In the spring of 2011, Marshall assembled an 11-member ensemble, the same size as the original Ger Mandolin Orchestra in Poland. Yonai paid for members to fly to the Bay Area. He also covered their lodging, which Marshall estimates was a six-figure tab.

The new Ger Mandolin Orchestra gathered a week before its inaugural performance and started rehearsing.

“I’m a pretty good bandleader in terms of letting people have a voice but also keeping it on track and directing things,” said Marshall. “And so, we kept it light and fun but worked all day for four or five days to develop a sound. After the second or third day, we started jelling and getting that feeling that we were really a band.”

Poster of 2011 Jewish Music Festival
Courtesy of Ellie Shapiro
Poster of 2011 Jewish Music Festival

On March 6, 2011 the new Ger Mandolin Orchestra debuted as part of the 26th annual Jewish Music Festival. The Freight & Salvage in Berkeley was sold out.

“That’s when I probably felt for the first time the magnitude of the project and how much power it had kind of hidden within the music and the story,” Marshall said. 

The Ger Mandolin Orchestra starts its concerts playing "Sholom Alechim," a song that Jews sing to usher in the Sabbath. David Grisman arranged it as a mandolin instrumental for "Songs of Our Fathers," an album he did with the mandolin virtuoso Andy Statman. At the Freight and Salvage concert Marshall asked the audience to refrain from applauding at its conclusion because the song can be considered a prayer.
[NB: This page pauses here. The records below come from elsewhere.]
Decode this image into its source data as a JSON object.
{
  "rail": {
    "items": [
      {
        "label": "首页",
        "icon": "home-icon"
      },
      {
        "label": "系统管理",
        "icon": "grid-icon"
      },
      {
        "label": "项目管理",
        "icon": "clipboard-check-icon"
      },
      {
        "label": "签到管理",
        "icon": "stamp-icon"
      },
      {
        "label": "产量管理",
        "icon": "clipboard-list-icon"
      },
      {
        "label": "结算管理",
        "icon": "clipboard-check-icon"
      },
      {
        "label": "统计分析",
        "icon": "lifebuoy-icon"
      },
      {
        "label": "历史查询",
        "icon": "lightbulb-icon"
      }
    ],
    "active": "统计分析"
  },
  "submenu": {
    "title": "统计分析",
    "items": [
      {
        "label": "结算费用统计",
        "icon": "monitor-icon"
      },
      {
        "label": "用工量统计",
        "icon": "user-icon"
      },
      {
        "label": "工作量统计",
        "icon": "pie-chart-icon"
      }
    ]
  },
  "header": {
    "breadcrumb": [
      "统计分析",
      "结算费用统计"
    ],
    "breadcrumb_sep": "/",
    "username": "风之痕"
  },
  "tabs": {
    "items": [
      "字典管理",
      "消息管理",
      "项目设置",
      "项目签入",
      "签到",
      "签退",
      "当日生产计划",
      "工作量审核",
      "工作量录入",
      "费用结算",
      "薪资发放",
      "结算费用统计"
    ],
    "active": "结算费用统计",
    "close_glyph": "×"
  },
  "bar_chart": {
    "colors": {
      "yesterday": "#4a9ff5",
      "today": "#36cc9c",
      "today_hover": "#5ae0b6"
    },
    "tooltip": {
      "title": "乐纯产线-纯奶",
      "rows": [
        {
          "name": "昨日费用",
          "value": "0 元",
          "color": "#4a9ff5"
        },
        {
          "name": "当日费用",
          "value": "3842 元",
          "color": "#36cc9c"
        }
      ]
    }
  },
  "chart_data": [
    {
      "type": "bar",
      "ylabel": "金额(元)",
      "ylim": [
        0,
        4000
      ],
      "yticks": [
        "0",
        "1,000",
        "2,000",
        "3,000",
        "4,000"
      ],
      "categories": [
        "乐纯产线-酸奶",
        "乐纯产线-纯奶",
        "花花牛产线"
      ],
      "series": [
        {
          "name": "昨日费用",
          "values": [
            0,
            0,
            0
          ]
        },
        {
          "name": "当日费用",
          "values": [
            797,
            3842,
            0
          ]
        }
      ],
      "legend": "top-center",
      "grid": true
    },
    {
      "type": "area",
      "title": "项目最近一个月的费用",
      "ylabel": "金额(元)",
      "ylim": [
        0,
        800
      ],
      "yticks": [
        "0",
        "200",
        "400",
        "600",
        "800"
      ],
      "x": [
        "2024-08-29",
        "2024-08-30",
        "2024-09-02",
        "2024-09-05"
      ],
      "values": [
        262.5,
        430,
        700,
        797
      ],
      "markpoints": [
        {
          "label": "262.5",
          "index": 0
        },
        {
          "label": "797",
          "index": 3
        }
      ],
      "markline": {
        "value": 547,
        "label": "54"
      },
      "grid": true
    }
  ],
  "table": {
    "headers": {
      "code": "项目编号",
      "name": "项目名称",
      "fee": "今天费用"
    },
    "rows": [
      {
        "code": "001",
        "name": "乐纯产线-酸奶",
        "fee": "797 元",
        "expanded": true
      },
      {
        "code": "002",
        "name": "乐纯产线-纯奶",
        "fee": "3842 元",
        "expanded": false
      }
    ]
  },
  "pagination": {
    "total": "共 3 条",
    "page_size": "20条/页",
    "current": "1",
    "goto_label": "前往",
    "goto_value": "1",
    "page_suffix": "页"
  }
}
The audience complied with the request.

“Freight and Salvage is one of the premier places in the country for folk music,” noted Shapiro. “Not a bad seat in the house and the acoustics are great. It was a gift to be able to have access to that venue.”

Six months after its debut in Berkeley, the new Ger Mandolin Orchestra travelled to Poland to perform in Gora Kalwaria. There, members of the group visited the Jewish cemetery. The orchestra also performed in Warsaw. In 2013, it played before an audience of Holocaust survivors in Toronto, returning in 2024. It performed at a Jewish museum in Manhattan in December 2024.

“It is important to continue playing the music that was silenced by murdering the orchestra, to have the music continue,” said Yonai. “That’s very meaningful for us.”

Last year the orchestra recorded material for its first album. Mike Marshall says they hope to release the recording by the end of 2025.

Special thanks to Eric Stein and the Ashkenaz Festival, David Luke and Alex Kalish for helping with this story.